With the powerful narrative of episode 3 casting a long shadow across the rest of the series, the shorter episode 4 of The Last of Us was always going to struggle to project the level of characterisation we witnessed with Bill and Frank. But episode 4 finds strength in its progression of the relationship between Joel and Ellie as they draw closer together in their trek across America. Be it Joel teaching Ellie how to use a gun, or Ellie telling Joel lame jokes from a book she carries, we finally get to see why the pair make such a formidable team in the long run.
Episode 4 introduces a new faction (outside of the Fireflies and FEDRA) with a female leader appearing to hold a few secrets. Kathleen (you’ll recognise her if ever watching an episode of Two and a Half Men) demonstrates ruthlessness, but it is more of a bridge episode for what is to come as we aren’t offered much about motive, purpose or desire other than a few names.
Episodes 2 and 4 have resembled much of the gameplay style players would be used to: climbing through tight spaces and fighting off both the infected and human enemies. It’s both familiar and foreign as the show continues to add depth upon every layer. The ending of the episode also serves to introduce more characters that will play a key role, almost teasing viewers who thought they may get the meat of episode 3 each week.
One of the main points of interest is the desire of Ellie to contribute to the violence so often seen from her protector.

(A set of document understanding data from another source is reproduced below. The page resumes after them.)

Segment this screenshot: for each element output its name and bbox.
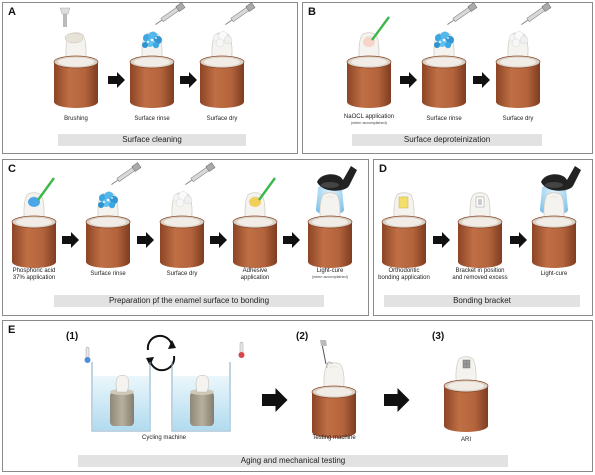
panel-b-step-1-note: (when accomplished) — [351, 121, 387, 125]
panel-b-step-3-label: Surface dry — [502, 116, 534, 122]
panel-c-step-2-rinse — [85, 162, 142, 269]
panel-c-step-5-note: (when accomplished) — [312, 275, 348, 279]
panel-d-caption: Bonding bracket — [384, 295, 580, 307]
panel-b-caption: Surface deproteinization — [352, 134, 542, 146]
panel-a-letter: A — [8, 6, 16, 18]
panel-c-arrow-4 — [283, 232, 300, 248]
panel-e-arrow-2 — [384, 388, 410, 412]
panel-e-tag-1: (1) — [66, 331, 79, 342]
panel-d-step-3-lightcure — [531, 166, 581, 269]
panel-e-step-1-label: Cycling machine — [141, 435, 187, 441]
panel-a-step-3-dry — [199, 2, 256, 109]
panel-e-cycling-machine — [84, 334, 245, 432]
panel-c-step-5-lightcure — [307, 166, 357, 269]
panel-e-step-2-label: Testing machine — [312, 435, 356, 441]
panel-a-step-2-rinse — [129, 2, 186, 109]
panel-b-step-1-text: NaOCL application — [343, 114, 395, 120]
panel-c-step-3-label: Surface dry — [166, 271, 198, 277]
panel-e: E — [2, 320, 593, 472]
panel-a-step-1-label: Brushing — [64, 116, 88, 122]
panel-c-caption: Preparation pf the enamel surface to bon… — [54, 295, 324, 307]
panel-c-step-5-label: Light-cure (when accomplished) — [304, 268, 356, 280]
panel-a-step-1-brushing — [53, 7, 99, 109]
panel-c-arrow-1 — [62, 232, 79, 248]
panel-b-arrow-1 — [400, 72, 417, 88]
panel-c-step-1-acid — [11, 177, 57, 269]
panel-d-step-3-label: Light-cure — [540, 271, 568, 277]
panel-d-step-1-label: Orthodontic bonding application — [378, 268, 430, 281]
panel-b-step-2-label: Surface rinse — [426, 116, 462, 122]
panel-e-letter: E — [8, 324, 16, 336]
panel-e-tag-3: (3) — [432, 331, 445, 342]
panel-d-step-2-label: Bracket in position and removed excess — [452, 268, 508, 281]
panel-b-step-3-dry — [495, 2, 552, 109]
panel-e-step-3-label: ARI — [460, 437, 471, 443]
panel-d-step-2-bracket — [457, 192, 503, 269]
panel-c-step-3-dry — [159, 162, 216, 269]
panel-a-step-2-label: Surface rinse — [134, 116, 170, 122]
panel-c-step-4-label: Adhesive application — [240, 268, 270, 281]
panel-e-ari — [443, 356, 489, 433]
panel-c-letter: C — [8, 163, 16, 175]
panel-b-letter: B — [308, 6, 316, 18]
panel-e-caption: Aging and mechanical testing — [78, 455, 508, 467]
panel-b-step-1-label: NaOCL application (when accomplished) — [343, 114, 395, 126]
panel-e-tag-2: (2) — [296, 331, 309, 342]
panel-e-arrow-1 — [262, 388, 288, 412]
panel-b-arrow-2 — [473, 72, 490, 88]
panel-a-arrow-1 — [108, 72, 125, 88]
panel-d-arrow-1 — [433, 232, 450, 248]
panel-a-step-3-label: Surface dry — [206, 116, 238, 122]
panel-c-step-5-text: Light-cure — [316, 268, 344, 274]
panel-d-letter: D — [379, 163, 387, 175]
panel-b-step-1-naocl — [346, 16, 392, 109]
panel-b-step-2-rinse — [421, 2, 478, 109]
panel-c-arrow-2 — [137, 232, 154, 248]
panel-d-arrow-2 — [510, 232, 527, 248]
panel-a-arrow-2 — [180, 72, 197, 88]
panel-d-step-1-bonding — [381, 192, 427, 269]
panel-e-testing-machine — [311, 340, 357, 439]
panel-c-step-2-label: Surface rinse — [90, 271, 126, 277]
panel-a-caption: Surface cleaning — [58, 134, 246, 146]
panel-c-step-1-label: Phosphoric acid 37% application — [12, 268, 56, 281]
panel-c-arrow-3 — [210, 232, 227, 248]
panel-c-step-4-adhesive — [232, 177, 278, 269]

She isn’t going to just hide in a wall and watch Joel get beaten up, eager to wield a gun and be recognised as useful instead of ‘cargo’. It’s essential to the growth of both characters, and the onion-like Joel begins to accept this. It ties much to his memory of his own daughter and how he would father her in an apocalypse. Ramsey’s performance of Ellie continues to impress, comfortable in calling someone a motherf*cker but also demonstrating the fear of a 14-year-old girl in an almost hopeless world.
The show offers interesting POV angles when applying action in this episode. Much of the gore is achieved off-screen, which adds to the brutality (we definitely hear the shots, cuts and crunches). This mirrors the ‘do not look in there’ letter from Bill, as we are starting to see a focus on less being more within the TV version. It works for now, but there are some moments that will rely on showing all to drive home the power of the game.
Episode 4 is another strong entry into the series, setting up a longer episode 5 that will focus on two new characters. The music, settings and set pieces have all demonstrated the care that has gone into this adaptation, with an eye on the winter months to come.